"Chega de frescura, de mimimi. Vão ficar chorando até quando?"

Bolsonaro voltou a criticar isolamento social - Foto: Alan Santos / PR

O descaso do Governo Federal no enfrentamento do novo coronavírus já se tornou algo corriqueiro e banal ao longo desse um ano da pandemia no país. O negacionismo do presidente Jair Bolsonaro (sem partido) e suas declarações contrárias às medidas de segurança sanitária se superam a cada dia. Ontem, no dia em que o Brasil voltou a registrar recordes de mortes em 24h (1.786) e UTIs operam com 95% da sua capacidade em diversos estados brasileiros, o presidente novamente desdenhou da situação. Em São Simão, sudoeste de Goiás, sem máscara, Bolsonaro tratou o caso como "frescura" ao criticar as medidas restritivas que vêm sendo adotada pelos entes federativos e emendou: "Vocês não ficaram em casa. Não se acovardaram. Temos que enfrentar os nossos problemas. Chega de frescura, de mimimi.
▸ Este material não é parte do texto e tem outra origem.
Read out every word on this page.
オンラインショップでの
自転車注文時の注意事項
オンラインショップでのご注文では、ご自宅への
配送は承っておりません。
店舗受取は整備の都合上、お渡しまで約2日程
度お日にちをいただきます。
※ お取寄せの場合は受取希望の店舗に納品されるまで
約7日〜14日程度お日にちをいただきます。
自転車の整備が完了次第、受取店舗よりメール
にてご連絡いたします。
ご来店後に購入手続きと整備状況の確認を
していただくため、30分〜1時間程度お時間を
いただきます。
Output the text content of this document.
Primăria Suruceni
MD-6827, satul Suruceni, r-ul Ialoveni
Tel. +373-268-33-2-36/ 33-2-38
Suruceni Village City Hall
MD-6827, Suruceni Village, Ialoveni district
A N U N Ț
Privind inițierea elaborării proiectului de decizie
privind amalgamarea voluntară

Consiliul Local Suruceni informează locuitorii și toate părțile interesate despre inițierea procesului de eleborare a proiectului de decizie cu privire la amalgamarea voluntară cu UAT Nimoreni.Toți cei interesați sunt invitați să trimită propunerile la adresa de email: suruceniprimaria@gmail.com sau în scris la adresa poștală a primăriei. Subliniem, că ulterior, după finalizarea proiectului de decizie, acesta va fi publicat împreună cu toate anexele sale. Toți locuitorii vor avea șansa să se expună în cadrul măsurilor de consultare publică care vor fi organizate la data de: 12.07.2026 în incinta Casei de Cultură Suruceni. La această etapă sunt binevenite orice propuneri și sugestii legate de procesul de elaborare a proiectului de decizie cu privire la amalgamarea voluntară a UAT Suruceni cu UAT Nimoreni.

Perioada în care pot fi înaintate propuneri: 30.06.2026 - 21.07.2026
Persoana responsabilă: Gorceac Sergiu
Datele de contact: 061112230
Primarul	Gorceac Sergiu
Vão ficar chorando até quando?", disparou o presidente.

Sem limites e falta de humanidade, o chefe do Executivo ainda debochou com quem pede a compra de imunizante."Tem idiota que a gente vê nas redes sociais, na imprensa, [dizendo] 'vai comprar vacina'. Só se for na casa da tua mãe. Não tem [vacina] para vender no mundo".  Essas declarações polêmicas do gestor se somam a tantas outras somente na pandemia. Vale ressaltar que sobre a compra das vacinas, o Governo Federal chegou a recusar a aquisição de imunizantes da CoronaVac/Butantan por uma birra política com o governador de São Paulo, João Doria (PSDB). E ainda ontem, inclusive, mais uma carta de governadores subscrita por 14 gestores de diversas partes do pais e correntes ideológicas pressionavam Bolsonaro por mais vacinas. 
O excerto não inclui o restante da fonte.